The biggest issue is that Pokemon fans already mad about Scarlet Violet being worse than Arceus.
They got distracted by palworld because "That's not our company"
@@ZeroXSEEDポケモンスカーレト、バイオレットはバグも多くてもはやゲームと呼べるものではなかった。
they dont have a 100% win rate they lost the lawsuit against Digimon
What if Nintendo just Patented water? Nobody would be able to make a game.
Man, you really just wanted to be part of the conversation didn't you?
@@dylan4125
Star wars Outlaws has a "blowing on your food" mini-game, so now breathing is going to be risky to put in a game...
What, you don't think UbiSweetBaby wouldn't do something like that?

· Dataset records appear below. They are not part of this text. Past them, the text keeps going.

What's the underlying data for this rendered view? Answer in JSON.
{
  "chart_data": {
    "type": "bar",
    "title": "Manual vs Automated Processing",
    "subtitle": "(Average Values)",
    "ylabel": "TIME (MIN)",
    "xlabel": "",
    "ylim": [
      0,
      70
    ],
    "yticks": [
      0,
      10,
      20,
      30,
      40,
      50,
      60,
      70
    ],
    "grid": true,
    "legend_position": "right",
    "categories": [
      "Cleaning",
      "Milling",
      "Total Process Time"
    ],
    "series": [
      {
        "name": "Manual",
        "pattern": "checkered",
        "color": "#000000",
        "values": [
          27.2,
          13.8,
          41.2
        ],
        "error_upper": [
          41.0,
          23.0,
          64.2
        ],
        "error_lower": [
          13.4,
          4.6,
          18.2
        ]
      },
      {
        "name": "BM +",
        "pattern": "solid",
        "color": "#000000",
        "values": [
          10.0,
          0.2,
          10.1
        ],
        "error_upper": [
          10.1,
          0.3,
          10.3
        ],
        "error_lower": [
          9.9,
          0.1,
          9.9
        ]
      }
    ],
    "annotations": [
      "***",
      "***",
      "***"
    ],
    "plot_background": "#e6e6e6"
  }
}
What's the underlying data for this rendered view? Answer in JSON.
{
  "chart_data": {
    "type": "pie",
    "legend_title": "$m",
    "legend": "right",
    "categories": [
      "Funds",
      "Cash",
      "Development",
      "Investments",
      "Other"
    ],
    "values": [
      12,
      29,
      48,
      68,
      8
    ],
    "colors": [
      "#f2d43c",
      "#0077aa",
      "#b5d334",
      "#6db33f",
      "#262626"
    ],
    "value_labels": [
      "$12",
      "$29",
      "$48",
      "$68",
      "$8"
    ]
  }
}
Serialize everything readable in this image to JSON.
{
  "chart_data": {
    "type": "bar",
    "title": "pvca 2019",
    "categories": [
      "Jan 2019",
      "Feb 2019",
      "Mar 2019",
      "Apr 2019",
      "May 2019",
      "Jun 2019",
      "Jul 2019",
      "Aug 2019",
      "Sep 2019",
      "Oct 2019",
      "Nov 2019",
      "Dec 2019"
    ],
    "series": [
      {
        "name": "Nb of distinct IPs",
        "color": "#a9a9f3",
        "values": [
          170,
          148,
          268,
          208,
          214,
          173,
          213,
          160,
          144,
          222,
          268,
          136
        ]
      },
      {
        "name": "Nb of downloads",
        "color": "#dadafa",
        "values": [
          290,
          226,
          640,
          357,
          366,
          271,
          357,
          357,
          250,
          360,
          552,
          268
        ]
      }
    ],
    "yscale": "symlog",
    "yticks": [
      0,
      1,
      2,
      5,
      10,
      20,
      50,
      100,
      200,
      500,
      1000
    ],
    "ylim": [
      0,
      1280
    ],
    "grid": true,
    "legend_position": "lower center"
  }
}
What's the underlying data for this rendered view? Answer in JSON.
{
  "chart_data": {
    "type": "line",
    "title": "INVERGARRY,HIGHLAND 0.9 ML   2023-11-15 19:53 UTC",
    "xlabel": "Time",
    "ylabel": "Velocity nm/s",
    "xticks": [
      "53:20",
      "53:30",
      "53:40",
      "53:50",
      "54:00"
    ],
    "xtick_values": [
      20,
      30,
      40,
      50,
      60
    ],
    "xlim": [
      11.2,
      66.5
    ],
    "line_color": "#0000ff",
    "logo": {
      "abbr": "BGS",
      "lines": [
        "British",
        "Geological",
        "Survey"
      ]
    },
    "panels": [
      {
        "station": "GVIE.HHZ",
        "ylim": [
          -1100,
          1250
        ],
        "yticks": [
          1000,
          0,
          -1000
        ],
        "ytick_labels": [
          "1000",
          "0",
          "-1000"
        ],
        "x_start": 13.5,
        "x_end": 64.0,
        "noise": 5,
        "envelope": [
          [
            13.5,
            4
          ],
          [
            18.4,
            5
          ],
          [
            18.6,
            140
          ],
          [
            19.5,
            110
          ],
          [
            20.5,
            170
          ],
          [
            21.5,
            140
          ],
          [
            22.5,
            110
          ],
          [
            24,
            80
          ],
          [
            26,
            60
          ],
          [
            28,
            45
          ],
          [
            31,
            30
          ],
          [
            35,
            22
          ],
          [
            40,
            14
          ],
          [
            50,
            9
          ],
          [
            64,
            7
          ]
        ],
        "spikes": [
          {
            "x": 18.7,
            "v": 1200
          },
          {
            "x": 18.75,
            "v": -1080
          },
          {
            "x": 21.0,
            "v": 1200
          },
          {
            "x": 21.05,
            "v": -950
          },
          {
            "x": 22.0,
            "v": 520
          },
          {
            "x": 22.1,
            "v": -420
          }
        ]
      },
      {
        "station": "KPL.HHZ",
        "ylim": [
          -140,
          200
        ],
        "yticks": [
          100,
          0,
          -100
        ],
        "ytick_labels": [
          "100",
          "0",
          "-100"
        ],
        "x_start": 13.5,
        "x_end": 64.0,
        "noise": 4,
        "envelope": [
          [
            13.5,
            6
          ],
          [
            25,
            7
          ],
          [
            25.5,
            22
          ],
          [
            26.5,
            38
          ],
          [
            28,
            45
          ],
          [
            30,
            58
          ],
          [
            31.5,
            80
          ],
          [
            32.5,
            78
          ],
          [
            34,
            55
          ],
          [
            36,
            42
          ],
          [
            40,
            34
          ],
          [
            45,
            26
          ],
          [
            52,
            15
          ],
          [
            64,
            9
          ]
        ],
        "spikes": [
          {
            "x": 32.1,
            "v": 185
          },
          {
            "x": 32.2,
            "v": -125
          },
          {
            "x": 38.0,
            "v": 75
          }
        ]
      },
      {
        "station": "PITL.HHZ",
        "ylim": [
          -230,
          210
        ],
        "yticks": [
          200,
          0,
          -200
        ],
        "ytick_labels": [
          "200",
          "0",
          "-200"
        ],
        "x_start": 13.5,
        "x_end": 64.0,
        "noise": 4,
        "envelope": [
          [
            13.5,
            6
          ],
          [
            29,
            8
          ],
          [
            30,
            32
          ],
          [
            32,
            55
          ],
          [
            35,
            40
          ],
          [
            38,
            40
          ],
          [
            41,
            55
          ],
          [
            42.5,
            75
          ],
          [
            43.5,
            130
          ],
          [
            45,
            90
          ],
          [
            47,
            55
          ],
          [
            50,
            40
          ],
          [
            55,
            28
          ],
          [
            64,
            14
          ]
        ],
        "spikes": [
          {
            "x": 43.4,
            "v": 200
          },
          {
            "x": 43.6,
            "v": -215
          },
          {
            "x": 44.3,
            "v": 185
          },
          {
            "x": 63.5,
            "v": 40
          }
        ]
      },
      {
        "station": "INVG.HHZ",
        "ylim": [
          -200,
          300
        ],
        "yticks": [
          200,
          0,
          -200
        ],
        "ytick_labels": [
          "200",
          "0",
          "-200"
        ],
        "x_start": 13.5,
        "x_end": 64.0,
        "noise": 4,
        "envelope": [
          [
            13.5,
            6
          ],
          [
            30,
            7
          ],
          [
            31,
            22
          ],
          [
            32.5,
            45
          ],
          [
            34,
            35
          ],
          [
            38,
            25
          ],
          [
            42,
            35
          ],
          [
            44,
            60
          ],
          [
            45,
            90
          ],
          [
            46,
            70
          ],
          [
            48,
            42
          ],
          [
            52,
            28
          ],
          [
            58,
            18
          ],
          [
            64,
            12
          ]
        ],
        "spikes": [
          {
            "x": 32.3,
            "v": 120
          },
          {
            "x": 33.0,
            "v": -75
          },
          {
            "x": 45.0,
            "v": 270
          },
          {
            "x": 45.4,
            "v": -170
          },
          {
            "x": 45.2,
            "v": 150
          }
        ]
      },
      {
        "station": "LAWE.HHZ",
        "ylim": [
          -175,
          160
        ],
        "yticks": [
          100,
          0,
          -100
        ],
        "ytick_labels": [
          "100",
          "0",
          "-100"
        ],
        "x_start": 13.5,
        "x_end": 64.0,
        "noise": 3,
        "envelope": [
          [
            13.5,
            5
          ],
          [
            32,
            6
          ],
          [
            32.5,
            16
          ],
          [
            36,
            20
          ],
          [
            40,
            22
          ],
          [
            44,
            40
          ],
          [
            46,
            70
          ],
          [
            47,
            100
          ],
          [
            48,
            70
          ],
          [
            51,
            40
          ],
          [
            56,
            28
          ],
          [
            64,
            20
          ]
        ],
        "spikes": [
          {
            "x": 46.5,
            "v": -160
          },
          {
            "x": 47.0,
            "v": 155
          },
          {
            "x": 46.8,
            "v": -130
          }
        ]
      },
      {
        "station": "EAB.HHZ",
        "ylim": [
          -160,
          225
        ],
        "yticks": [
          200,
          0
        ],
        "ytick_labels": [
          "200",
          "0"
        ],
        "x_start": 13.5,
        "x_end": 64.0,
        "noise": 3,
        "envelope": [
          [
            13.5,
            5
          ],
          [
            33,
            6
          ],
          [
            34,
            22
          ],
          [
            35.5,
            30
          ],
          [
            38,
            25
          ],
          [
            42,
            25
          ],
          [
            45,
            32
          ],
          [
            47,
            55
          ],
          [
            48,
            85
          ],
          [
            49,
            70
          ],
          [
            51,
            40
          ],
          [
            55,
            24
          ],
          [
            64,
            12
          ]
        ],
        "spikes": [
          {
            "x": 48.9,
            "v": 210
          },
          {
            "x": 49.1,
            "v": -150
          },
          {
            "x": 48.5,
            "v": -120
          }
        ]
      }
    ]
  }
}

Have you seen none of their rebuttals/responses they have been using against any and all criticism the past decade?
@dylan4125 you, you watched the video, right?... Right?..
@@dylan4125 Did you not watch the video?
Or even rehydrate!!!
For real though how are they doing a patent on video game menus with information, like the amount of games that have had this is insane Witcher 3 even had this because you fight monster types in that game. Patents need to be erased from video games because it seems now a company can come in years after something as already been invented and go “yeah I own this now.” This ball mechanic has existed since the 90s and just now 3 years ago they decide to claim they own it?
What about Ghostbusters ghost trap. (it's not a ball, but it do the same thing)
It's a bit the same mechanics.
There was one comment that read "IGN" when Asmon was commenting on how weak the player was and who could it be playing.
They messed up when they decided to turn the IP into something that truly competes with Nintendo. I doubt Nintendo cares much about a one-off game, or what seemed like it. But now they start talking about building the IP, merch, and anime. Now they are fucking with Nintendo's cash cow. That's why the lawsuit came.
Screw competition, right? Damn monopoly.